В то же время старожилы сохраняли вплоть до 1940–50-х гг. русскую традицию съезжих церковных праздников, в которых, кстати, участвовали и крещеные ханты. Еще до недавнего времени практиковался обычай вполне традиционных для всех русских святочных гаданий, например, вытаскивание полена из поленицы или гадание с зеркалом в подполе. Любопытно, что среди среднеобских старожилов крайне редко встречаются поверья о русалках и домовых — только в единичных случаях, хотя о сути этих персонажей им известно. Возможно, это результат атеистических веяний советского времени, но также вероятно и вытеснение данных представлений более актуальными для местных условий верованиями.
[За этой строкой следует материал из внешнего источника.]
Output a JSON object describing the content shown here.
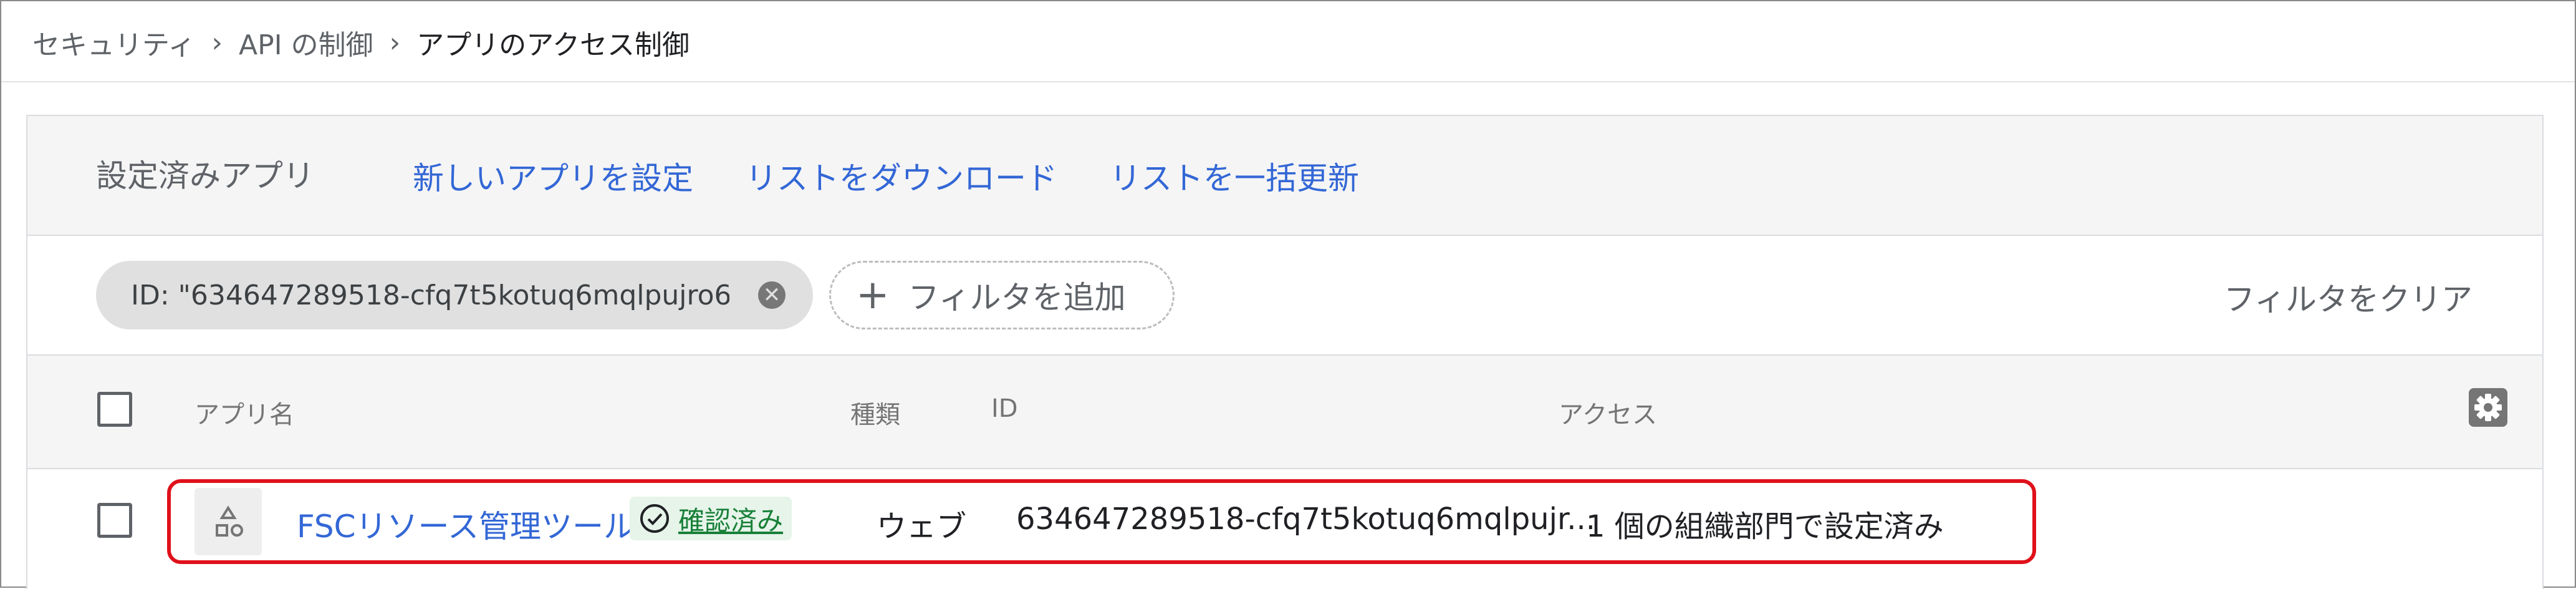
{
  "breadcrumb": {
    "items": [
      "セキュリティ",
      "API の制御"
    ],
    "current": "アプリのアクセス制御",
    "separator": "›"
  },
  "toolbar": {
    "title": "設定済みアプリ",
    "actions": [
      "新しいアプリを設定",
      "リストをダウンロード",
      "リストを一括更新"
    ]
  },
  "filters": {
    "chip_text": "ID: \"634647289518-cfq7t5kotuq6mqlpujro6...",
    "add_label": "フィルタを追加",
    "clear_label": "フィルタをクリア"
  },
  "table": {
    "columns": [
      "アプリ名",
      "種類",
      "ID",
      "アクセス"
    ],
    "rows": [
      {
        "name": "FSCリソース管理ツール",
        "badge": "確認済み",
        "type": "ウェブ",
        "id": "634647289518-cfq7t5kotuq6mqlpujr...",
        "access": "1 個の組織部門で設定済み"
      }
    ]
  },
  "colors": {
    "link": "#3367d6",
    "verified": "#188038",
    "highlight": "#e0101a",
    "toolbar_bg": "#f5f5f5"
  },
  "icons": [
    "chevron-right-icon",
    "close-circle-icon",
    "plus-icon",
    "gear-icon",
    "shapes-icon",
    "check-circle-icon"
  ]
}
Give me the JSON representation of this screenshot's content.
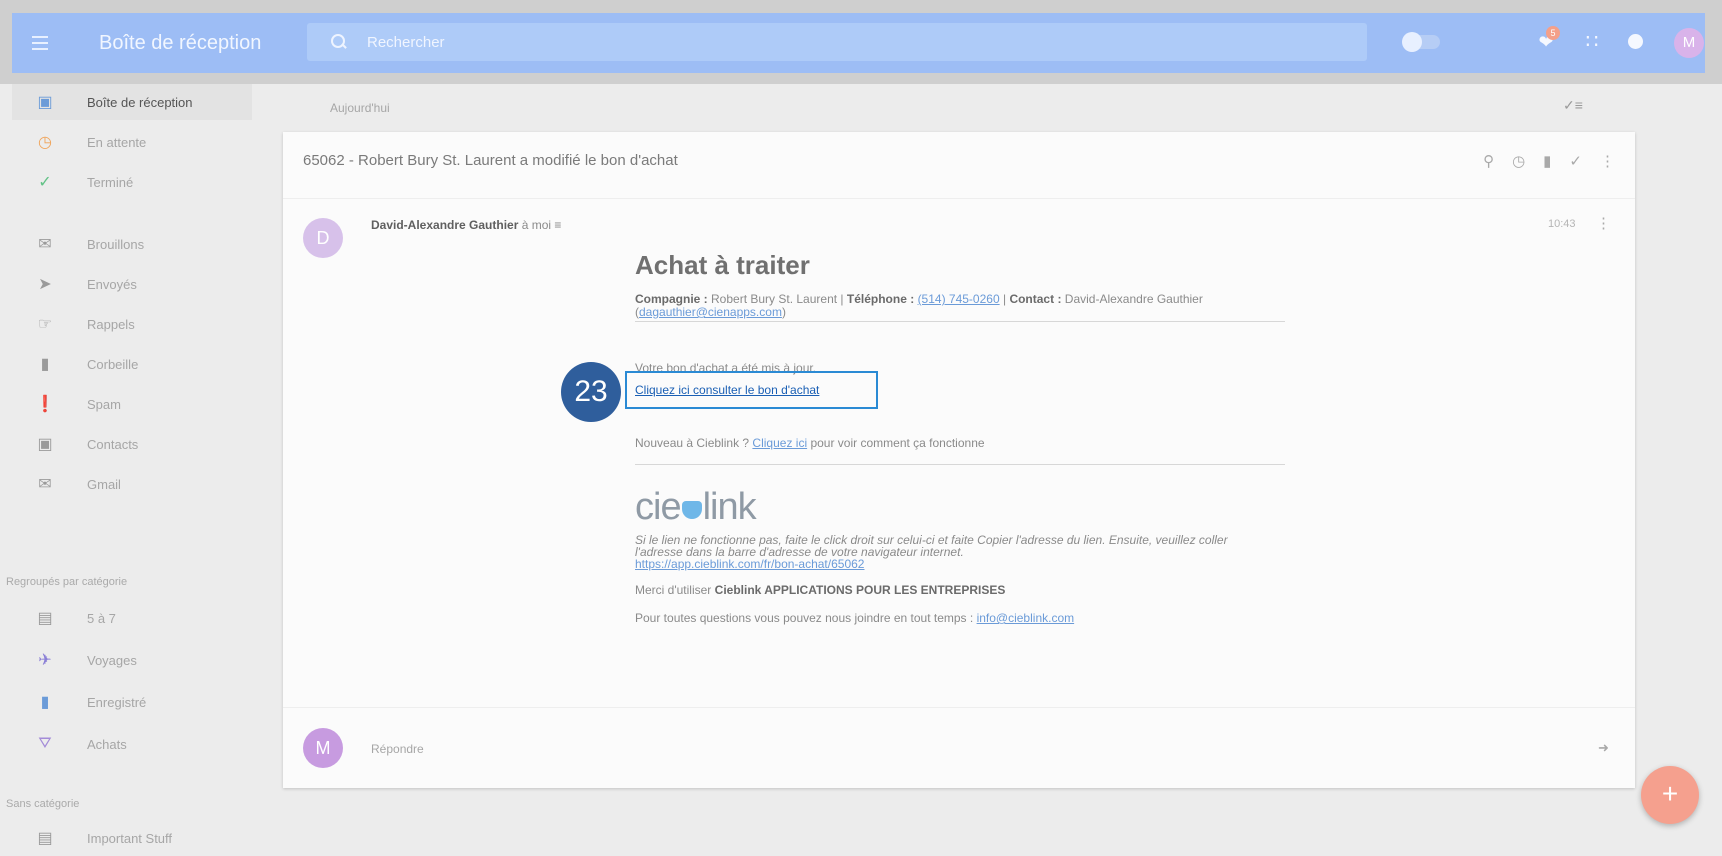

Весьма развито у старожилов целительство с использованием трав и ягод. Например, корень шиповника применялся от болезней печени, калина и рябина — от давления, белоголовник — от болезней суставов и хондрозов, крапива — как успокаивающее и от головных болей, лопух и череда — от кожных болезней, зверобой — от желудочных, трехлистка и марьин корень — от белезней печени и желудка, клюква и брусника — от давления, а брусничный лист — от болезней мочевыводящих путей. Ханты использовали лекарственные растения в гораздо меньшей степени и предпочитали обращаться к русским травницам. В свою очередь, по воспоминаниям пожилых старожилов, русские в прошлом активно пользовались при серьезных заболеваниях услугами хантыйских шаманов.
Идентично сложилась судьба русских старожилов и хантов Среднего Приобья в годы советской власти. Они пережили одинаковый процесс создания небольших артелей и колхозов, а затем их укрупнения и сселения в большие поселки. В это время перестали существовать не только хантыйские поселки Чебыково, Алекино, Майка, Сивохребт, но и русские Спирино, Глазково, Косари, Сумкино.
Культурная близость и общность исторической судьбы привела к тому, что у русских старожилов сегодня существует гораздо меньше предубеждений по отношению к хантам, чем, например, русским мигрантам последних десятилетий. Местные ханты, в свою очередь, убеждены, что старожилы имеют равное с коренными народами право на использование рыболовных и охотничьих угодий.